The H.J. Heinz Foundation donated $2.5 million to charities, according to its most recent annual report to the IRS. Heinz's agreement with 3G Capital and Mr. Buffett requires them to maintain Heinz's charitable giving "in a manner and amount consistent with past practice."
It also specifies that Pittsburgh will remain Heinz's headquarters.
Heinz spokesman Michael Mullen declined to comment on whether the provisions are for a specific period of time. He also declined comment on how the provisions would be enforced if they were violated.
Enforcing them would be difficult, according to Andrew Grumet, a New York attorney who represents charitable organizations. Mr. Grumet has never heard of a case involving an acquirer who was sued for not living up to such promises.

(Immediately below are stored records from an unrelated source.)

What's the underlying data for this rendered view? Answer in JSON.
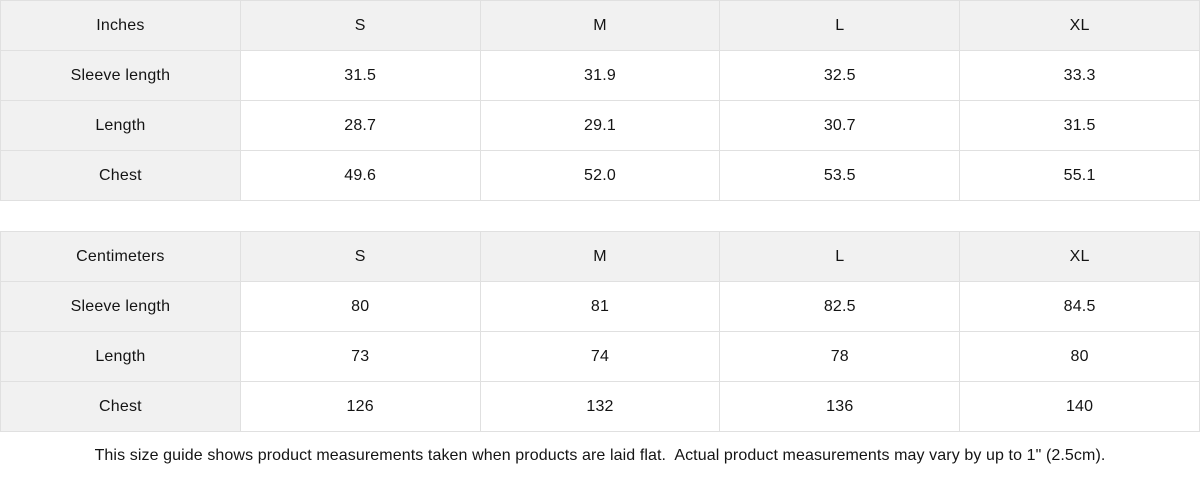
{
  "colors": {
    "header_bg": "#f1f1f1",
    "border": "#e0e0e0",
    "text": "#141414",
    "cell_bg": "#ffffff"
  },
  "tables": [
    {
      "unit_label": "Inches",
      "size_headers": [
        "S",
        "M",
        "L",
        "XL"
      ],
      "rows": [
        {
          "label": "Sleeve length",
          "values": [
            "31.5",
            "31.9",
            "32.5",
            "33.3"
          ]
        },
        {
          "label": "Length",
          "values": [
            "28.7",
            "29.1",
            "30.7",
            "31.5"
          ]
        },
        {
          "label": "Chest",
          "values": [
            "49.6",
            "52.0",
            "53.5",
            "55.1"
          ]
        }
      ]
    },
    {
      "unit_label": "Centimeters",
      "size_headers": [
        "S",
        "M",
        "L",
        "XL"
      ],
      "rows": [
        {
          "label": "Sleeve length",
          "values": [
            "80",
            "81",
            "82.5",
            "84.5"
          ]
        },
        {
          "label": "Length",
          "values": [
            "73",
            "74",
            "78",
            "80"
          ]
        },
        {
          "label": "Chest",
          "values": [
            "126",
            "132",
            "136",
            "140"
          ]
        }
      ]
    }
  ],
  "footer": {
    "note": "This size guide shows product measurements taken when products are laid flat.  Actual product measurements may vary by up to 1\" (2.5cm)."
  },
  "chart_data": [
    {
      "type": "table",
      "title": "Inches",
      "columns": [
        "Inches",
        "S",
        "M",
        "L",
        "XL"
      ],
      "rows": [
        [
          "Sleeve length",
          "31.5",
          "31.9",
          "32.5",
          "33.3"
        ],
        [
          "Length",
          "28.7",
          "29.1",
          "30.7",
          "31.5"
        ],
        [
          "Chest",
          "49.6",
          "52.0",
          "53.5",
          "55.1"
        ]
      ]
    },
    {
      "type": "table",
      "title": "Centimeters",
      "columns": [
        "Centimeters",
        "S",
        "M",
        "L",
        "XL"
      ],
      "rows": [
        [
          "Sleeve length",
          "80",
          "81",
          "82.5",
          "84.5"
        ],
        [
          "Length",
          "73",
          "74",
          "78",
          "80"
        ],
        [
          "Chest",
          "126",
          "132",
          "136",
          "140"
        ]
      ]
    }
  ]
}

Anheuser-Busch production was declining when 3G Capital's lieutenants arrived in late 2008, a trend that has continued. The company's two top brands, Bud Light and Budweiser, sold 56.4 million barrels last year, down from 64.5 million barrels in 2008, according to Eric Shepard, executive editor of Beer Marketers Insights.
"The industry was down in 2009, 2010 and 2011, and the No. 1 brewer was going to take a hit no matter what," Mr. Shepard said.
Mr. Williams said that while the 3G Capital executives "are brilliant bankers," the jury is still out on their prowess as brew masters. He said a decision to produce Beck's, a German beer, in the United States backfired, angering drinkers who wanted a German-brewed beer.
"Sales trends [for Beck's] have been less than stellar, but they saved a lot of money doing it," Mr. Williams said, adding that the cost cutting has "absolutely not" affected the quality of Anheuser-Busch products.
Beer drinkers who filed a number of lawsuits in federal courts last week disagree. One of the complaints, filed in federal court in Philadelphia, said that after the takeover, the new owners "vigorously implemented" a policy of watering down the beer, "sacrificing the quality products once produced by Anheuser-Busch in order to reduce costs."
In a statement, the brewer said the claims "are completely false" and that it "proudly adhere[s] to the highest standards in brewing."
As for the cost cutting and other initiatives Mr. Brito ordered, the company said the changes have it "better positioned for growth" and "the global footprint of the company has brought new growth and career opportunities."
AB InBev per-share profits have jumped 56 percent since 2009 even though sales rose only 8 percent over that period. Through the end of last year, AB InBev investors had received annual returns of 27 percent since Mr. Brito took over, double the return provided by the S&P 500.
The results leave no doubt about 3G Capital's ability to capitalize on synergies from acquisitions. Whether it can boost sales by persuading more drinkers to buy its products -- be it beer or ketchup -- remains to be seen.
"Their ability to build brands is still an unanswered question," Mr. Shepard said.